Ferrari's Leclerc took pole ahead of Mercedes' Lewis Hamilton at home Italian Grand Prix
Leclerc and Carlos Sainz of McLaren were the only drivers to produce final qualifying runs
Valtteri Bottas qualified third in the second Mercedes ahead of Sebastian Vettel in the second Ferrari
Monza: Mercedes team chief Toto Wolff said Formula One looked idiotic on Saturday after the final qualifying laps for pole position at the Italian Grand Prix, won by Charles Leclerc, saw only two cars of the final 10 taking part.
Ferrari's Leclerc secured the prime starting position to the delight of the Italian team's home fans, but only he and McLaren's Carlos Sainz clocked final lap times while the rest were timed out by the chequered flag.
The 'cat-and-mouse' procession as the teams crawled round the circuit, backing each other up to claim good slipstreaming positions, resulted in a farce that saw eight cars timed out by the chequered flag.
"You have been around for 35 years –- have you seen anything like this?

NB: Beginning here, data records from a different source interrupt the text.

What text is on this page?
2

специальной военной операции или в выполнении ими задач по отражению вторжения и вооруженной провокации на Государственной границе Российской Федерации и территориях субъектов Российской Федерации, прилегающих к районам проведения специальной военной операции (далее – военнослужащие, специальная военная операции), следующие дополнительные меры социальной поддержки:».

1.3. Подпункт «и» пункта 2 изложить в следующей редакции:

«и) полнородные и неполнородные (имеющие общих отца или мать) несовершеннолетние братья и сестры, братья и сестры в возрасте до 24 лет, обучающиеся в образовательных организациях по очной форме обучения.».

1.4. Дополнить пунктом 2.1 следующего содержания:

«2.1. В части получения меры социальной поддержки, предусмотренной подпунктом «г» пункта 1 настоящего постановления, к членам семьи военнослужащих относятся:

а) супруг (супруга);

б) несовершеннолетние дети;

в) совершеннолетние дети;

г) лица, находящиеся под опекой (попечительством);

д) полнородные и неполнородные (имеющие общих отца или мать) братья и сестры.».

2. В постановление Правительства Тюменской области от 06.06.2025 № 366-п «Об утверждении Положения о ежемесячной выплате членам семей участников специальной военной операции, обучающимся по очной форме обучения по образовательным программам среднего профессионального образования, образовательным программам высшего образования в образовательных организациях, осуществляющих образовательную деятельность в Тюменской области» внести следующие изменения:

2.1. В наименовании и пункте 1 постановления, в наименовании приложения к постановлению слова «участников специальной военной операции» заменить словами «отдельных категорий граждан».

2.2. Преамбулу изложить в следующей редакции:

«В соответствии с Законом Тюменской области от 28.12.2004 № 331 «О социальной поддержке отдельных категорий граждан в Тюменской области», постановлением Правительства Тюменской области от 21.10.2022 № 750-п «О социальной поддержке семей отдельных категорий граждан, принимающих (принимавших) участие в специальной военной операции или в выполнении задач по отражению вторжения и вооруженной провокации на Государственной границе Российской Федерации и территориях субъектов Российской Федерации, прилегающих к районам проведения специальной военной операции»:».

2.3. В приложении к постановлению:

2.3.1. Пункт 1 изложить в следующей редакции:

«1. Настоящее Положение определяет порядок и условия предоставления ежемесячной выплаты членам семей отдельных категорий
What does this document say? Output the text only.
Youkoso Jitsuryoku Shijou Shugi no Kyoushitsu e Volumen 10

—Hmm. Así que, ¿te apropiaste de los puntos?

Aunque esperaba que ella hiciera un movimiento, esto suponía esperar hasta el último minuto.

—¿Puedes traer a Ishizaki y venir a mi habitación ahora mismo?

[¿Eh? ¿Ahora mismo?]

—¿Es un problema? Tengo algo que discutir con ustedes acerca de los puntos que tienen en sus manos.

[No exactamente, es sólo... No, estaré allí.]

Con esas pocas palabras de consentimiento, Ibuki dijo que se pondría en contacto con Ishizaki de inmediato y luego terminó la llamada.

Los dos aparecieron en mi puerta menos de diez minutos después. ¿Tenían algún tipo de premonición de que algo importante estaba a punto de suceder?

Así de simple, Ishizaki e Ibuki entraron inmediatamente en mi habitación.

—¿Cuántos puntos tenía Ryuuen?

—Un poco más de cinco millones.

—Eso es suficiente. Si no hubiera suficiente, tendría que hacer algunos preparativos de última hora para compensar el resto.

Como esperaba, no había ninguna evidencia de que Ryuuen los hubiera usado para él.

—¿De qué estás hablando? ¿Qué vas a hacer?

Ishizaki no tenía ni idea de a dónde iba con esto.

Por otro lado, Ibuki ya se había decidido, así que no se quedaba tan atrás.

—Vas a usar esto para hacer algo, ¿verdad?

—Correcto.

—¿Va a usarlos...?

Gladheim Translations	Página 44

That was worse than a junior formula," Wolff told Sky Sports F1.
"The problem was everyone wants a slipstream and nobody wants to go first –- and then everyone looks like idiots."
The race stewards immediately launched an investigation into the non-spectacle that left the paying public without any sporting action.
"It was a mess, just a mess," said Leclerc, whose pole success gives him the chance of a second straight GP win after his maiden victory in Belgium last week.
Defending five-time champion Lewis Hamilton qualified second courtesy of his initial lap in the controversial Q3 session, which ended farcically as the teams jostled in a slow processional battle for slipstreaming positions.
"Honestly, I have to be grateful we're on the front row to have a fight with the Ferraris," said Hamilton. "It's a bit of an anti-climax, but we just timed out."
Leclerc's Ferrari team-mate Sebastian Vettel, who qualified fourth behind Valtteri Bottas in the second Mercedes, was irritated by the mix-up.
"I was trying to get through but there was a McLaren and a Renault blocking the road," he complained.
"We didn't make it to get the second attempt, like many others. I was the one out front alone on the first run –- and I shouldn't have been the one in the second run.
"There was no point in Charles overtaking me. He should have been ahead the whole way. I just didn’t have a tow, and that's the difference between pole and no pole today."
Lance Stroll, who qualified ninth for Racing Point, blamed Renault's Nico Hulkenberg for the shambles.
"I was towards the front (of the pack) and then Nico was playing games trying to get me out in front. Then other cars started overtaking and it was a mess."
Valtteri Bottas qualified third in the second Mercedes ahead of Sebastian Vettel in the second Ferrari, the two Renaults of Daniel Ricciardo and Nico Hulkenberg and Sainz, who was seventh.
Red Bull new boy Alex Albon was eighth ahead of Lance Stroll of Racing Point and Kimi Raikkonen of Alfa Romeo, both of whom failed to clock a time in Q3 when Raikkonen crashed. He was uninjured.
Max Verstappen in the leading Red Bull was eliminated from qualifying when he suffered a power failure in Q1. Along with Toro Rosso's Pierre Gasly and McLaren's Lando Norris he is set to take penalties and start at the rear of the grid.